Nic Hess spinnt die Fäden seiner Geschichte, hangelt sich von Verdichtung zu Verknotung. Aus Formen werden Episoden. Er verarbeitet Themen, Zeichen und Embleme aus verschiedenen Kulturen und Alltagsbereichen. So entstehen verwirrend harmonische Zusammenhänge und energiegeladene Phantasiewelten.

Seine Arbeiten wurden bereits in der Schweiz, den USA und Mexiko in Einzel- und Gruppenausstellungen gezeigt. Nun präsentiert das Haus der Kunst Nic Hess als erste deutsche Institution mit einer monografischen Ausstellung. Dabei wird die zentrale Halle des Haus der Kunst erstmalig mit nur einer einzigen Installation bespielt. Eigens für die Mittelhalle entsteht ein theaterähnlicher Erfahrungsraum, der den Besucher umfängt und auf eine unbestimmte Reise entführt (Wohin die Reise führt – so der Titel einer Arbeit).

Nic Hess nennt seine Installationszeichnung Guten Morgen Deutschland! Warum er diesen Titel wählt? Weil er den Besucher schelmisch darauf aufmerksam machen will, dass er erstmals in einer deutschen Institution mit einer Einzelausstellung präsent ist; weil er auf den Filmtitel Good Morning Vietnam anspielt; und weil es wie ein Gruß der erste Anfang eines Gesprächs ist, das er mit dem Besucher führen möchte.

Der Wunsch, mit dem Betrachter in einen Dialog zu treten, ist ein entscheidender Schlüssel zu seinem Werk. Mit Bildern erzählt Nic Hess Geschichten, und die Welt der kommerziellen Icons dient ihm als schier unerschöpfliches Reservoir. Er greift auf allgemein bekannte Motive aus der Kunstgeschichte, auf Alltagsmotive und auf vertraute Markenlabels zurück, die weltweit zu Statussymbolen geworden sind. Diese Motive überlagern sich, verschmelzen miteinander, bilden zum Teil Ornamente.

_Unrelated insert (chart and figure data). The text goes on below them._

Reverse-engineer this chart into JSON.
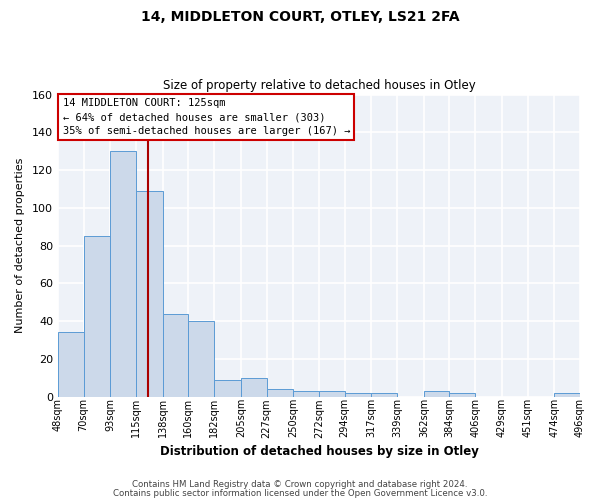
{
  "title": "14, MIDDLETON COURT, OTLEY, LS21 2FA",
  "subtitle": "Size of property relative to detached houses in Otley",
  "xlabel": "Distribution of detached houses by size in Otley",
  "ylabel": "Number of detached properties",
  "bin_edges": [
    48,
    70,
    93,
    115,
    138,
    160,
    182,
    205,
    227,
    250,
    272,
    294,
    317,
    339,
    362,
    384,
    406,
    429,
    451,
    474,
    496
  ],
  "bar_heights": [
    34,
    85,
    130,
    109,
    44,
    40,
    9,
    10,
    4,
    3,
    3,
    2,
    2,
    0,
    3,
    2,
    0,
    0,
    0,
    2
  ],
  "bar_color": "#ccd9ea",
  "bar_edge_color": "#5b9bd5",
  "property_size": 125,
  "vline_color": "#aa0000",
  "annotation_title": "14 MIDDLETON COURT: 125sqm",
  "annotation_line1": "← 64% of detached houses are smaller (303)",
  "annotation_line2": "35% of semi-detached houses are larger (167) →",
  "annotation_box_edgecolor": "#cc0000",
  "ylim": [
    0,
    160
  ],
  "yticks": [
    0,
    20,
    40,
    60,
    80,
    100,
    120,
    140,
    160
  ],
  "footer_line1": "Contains HM Land Registry data © Crown copyright and database right 2024.",
  "footer_line2": "Contains public sector information licensed under the Open Government Licence v3.0.",
  "background_color": "#eef2f8",
  "grid_color": "#ffffff"
}
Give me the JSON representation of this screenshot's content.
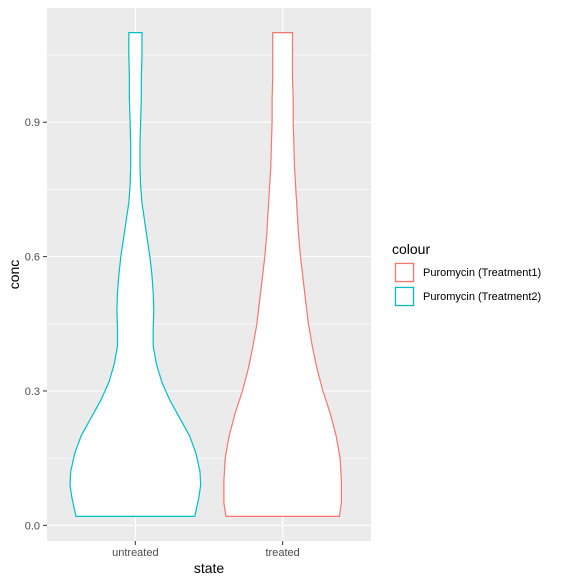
{
  "chart_data": {
    "type": "violin",
    "xlabel": "state",
    "ylabel": "conc",
    "categories": [
      "untreated",
      "treated"
    ],
    "ylim": [
      -0.035,
      1.155
    ],
    "yticks": [
      0.0,
      0.3,
      0.6,
      0.9
    ],
    "ytick_labels": [
      "0.0",
      "0.3",
      "0.6",
      "0.9"
    ],
    "grid": true,
    "legend_position": "right",
    "legend_title": "colour",
    "series": [
      {
        "name": "Puromycin (Treatment2)",
        "category": "untreated",
        "color": "#00BFC4",
        "y_min": 0.02,
        "y_max": 1.1,
        "profile": [
          [
            0.02,
            0.9
          ],
          [
            0.04,
            0.93
          ],
          [
            0.06,
            0.96
          ],
          [
            0.09,
            0.99
          ],
          [
            0.12,
            0.98
          ],
          [
            0.16,
            0.92
          ],
          [
            0.2,
            0.82
          ],
          [
            0.24,
            0.67
          ],
          [
            0.28,
            0.52
          ],
          [
            0.32,
            0.4
          ],
          [
            0.36,
            0.32
          ],
          [
            0.4,
            0.27
          ],
          [
            0.44,
            0.27
          ],
          [
            0.48,
            0.28
          ],
          [
            0.52,
            0.27
          ],
          [
            0.56,
            0.25
          ],
          [
            0.6,
            0.22
          ],
          [
            0.64,
            0.18
          ],
          [
            0.68,
            0.14
          ],
          [
            0.72,
            0.1
          ],
          [
            0.76,
            0.08
          ],
          [
            0.8,
            0.07
          ],
          [
            0.85,
            0.07
          ],
          [
            0.9,
            0.08
          ],
          [
            0.95,
            0.09
          ],
          [
            1.0,
            0.09
          ],
          [
            1.05,
            0.1
          ],
          [
            1.1,
            0.1
          ]
        ]
      },
      {
        "name": "Puromycin (Treatment1)",
        "category": "treated",
        "color": "#F8766D",
        "y_min": 0.02,
        "y_max": 1.1,
        "profile": [
          [
            0.02,
            0.86
          ],
          [
            0.05,
            0.89
          ],
          [
            0.1,
            0.89
          ],
          [
            0.15,
            0.87
          ],
          [
            0.2,
            0.81
          ],
          [
            0.25,
            0.72
          ],
          [
            0.3,
            0.61
          ],
          [
            0.35,
            0.52
          ],
          [
            0.4,
            0.45
          ],
          [
            0.45,
            0.39
          ],
          [
            0.5,
            0.35
          ],
          [
            0.55,
            0.31
          ],
          [
            0.6,
            0.27
          ],
          [
            0.65,
            0.24
          ],
          [
            0.7,
            0.22
          ],
          [
            0.75,
            0.2
          ],
          [
            0.8,
            0.18
          ],
          [
            0.85,
            0.17
          ],
          [
            0.9,
            0.16
          ],
          [
            0.95,
            0.16
          ],
          [
            1.0,
            0.15
          ],
          [
            1.05,
            0.15
          ],
          [
            1.1,
            0.15
          ]
        ]
      }
    ]
  }
}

Den Markenzeichen ist ihre hohe Bekanntheit und Verbreitung gemeinsam; sie ermöglichen eine universelle Verständigung. Ihre Aussage ist positiv, ohne dass sie auf bestimmte Bedeutungen festgelegt sind. Vielmehr vermitteln sie Inhalte auf der Gefühlsebene. Darin unterscheiden sie sich von Piktogrammen, die das Bezeichnete möglichst eindeutig vermitteln. Die Ereignisse, auf die Nic Hess zurückgreift, fügen sich im Kopf des Betrachters zu einer Erzählung.

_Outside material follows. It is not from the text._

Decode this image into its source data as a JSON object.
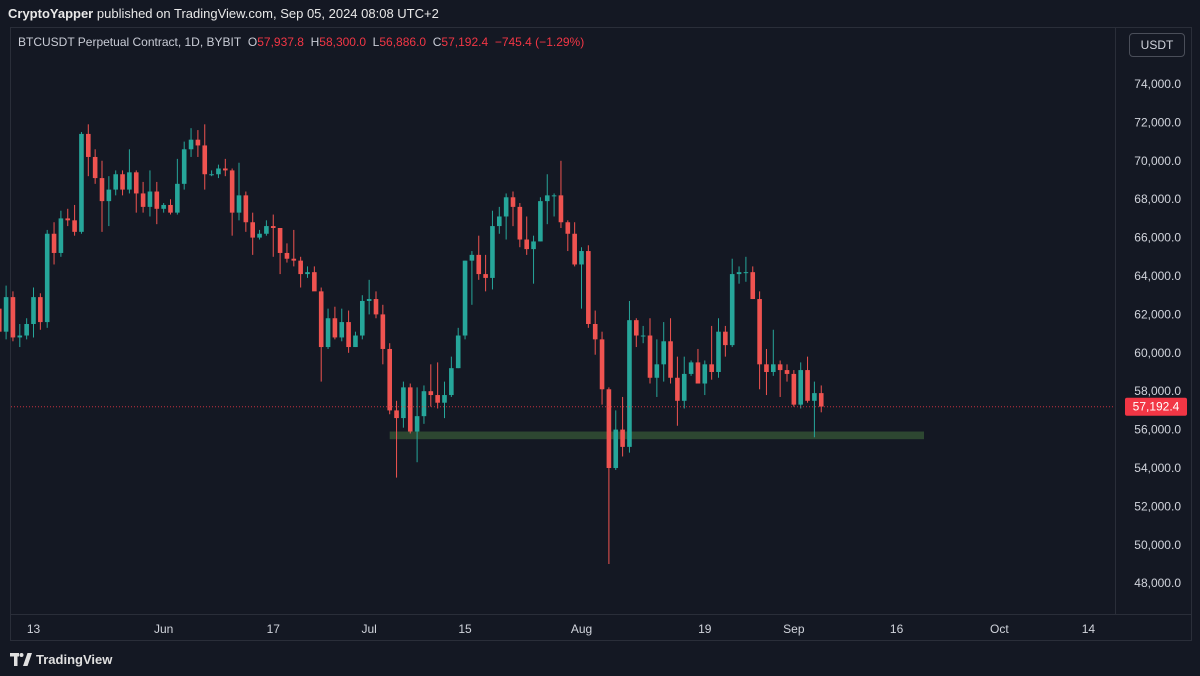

In seinen früheren Arbeiten waren die Markenzeichen deutlich erkennbar. In seiner Installation für das Haus der Kunst sind sie eine Art Folie, auf die er seine individuellen Zeichen setzt. Mit seinen Vorlagen geht er sehr viel freier um und nutzt vor allem deren breites Feld von Bedeutungen: Der melancholische Mensch des Malers Edvard Munch blickt in die Ferne, über das Meer. Ganz weit hinten liegt das Traumziel New York, dessen schmerzhafte Wunde, das zerstörte World Trade Center, von der Figur der Marke Foot Locker verdeckt ist. Die Statue eines selbsternannten „Weltschiedsrichters“ wird zum höchsten Gebäude der Welt. Eine Marlboro-Schachtel mutiert zu einem Haus und aus einem Timberland-Schuh-Baum wächst ein Fußballfeld. Die Schweiz erscheint an einer Wand im Großformat als leuchtendes Vorbild.

Der Künstler präsentiert seine Bilder mit einer mitreißenden Dramaturgie, die der des Films verwandt ist: Visuelle und emotionale Reize verschränken sich, auf langsame Passagen folgen Passagen von rasanter Schnelligkeit. Disharmonie und Harmonie lösen einander ab. Nic Hess arbeitet aber nicht mit einer einfachen, linearen Erzählweise, sondern mit einem Geflecht von Ereignissen.

Zeichnen heißt bei ihm in erster Linie Zeichen setzen. Er füllt zielgerichtet und beiläufig Ordner mit möglichen Sujets, die er bei Bedarf abruft, verändert, neu kombiniert. Die Ordner funktionieren wie die Soundbank in einem Sampler. Hierin ist seine Arbeit mit der herausragender Protagonisten der Pop Art vergleichbar. Allerdings werden – anders als bei der Pop Art – die anonymen Zeichen innerhalb des aufwendigen Prozesses von Entwurf und Produktion wieder persönlich. Die Spuren seines künstlerischen Prozesses bleiben sichtbar. Damit wirkt Nic Hess der Glätte von Markenzeichen entgegen.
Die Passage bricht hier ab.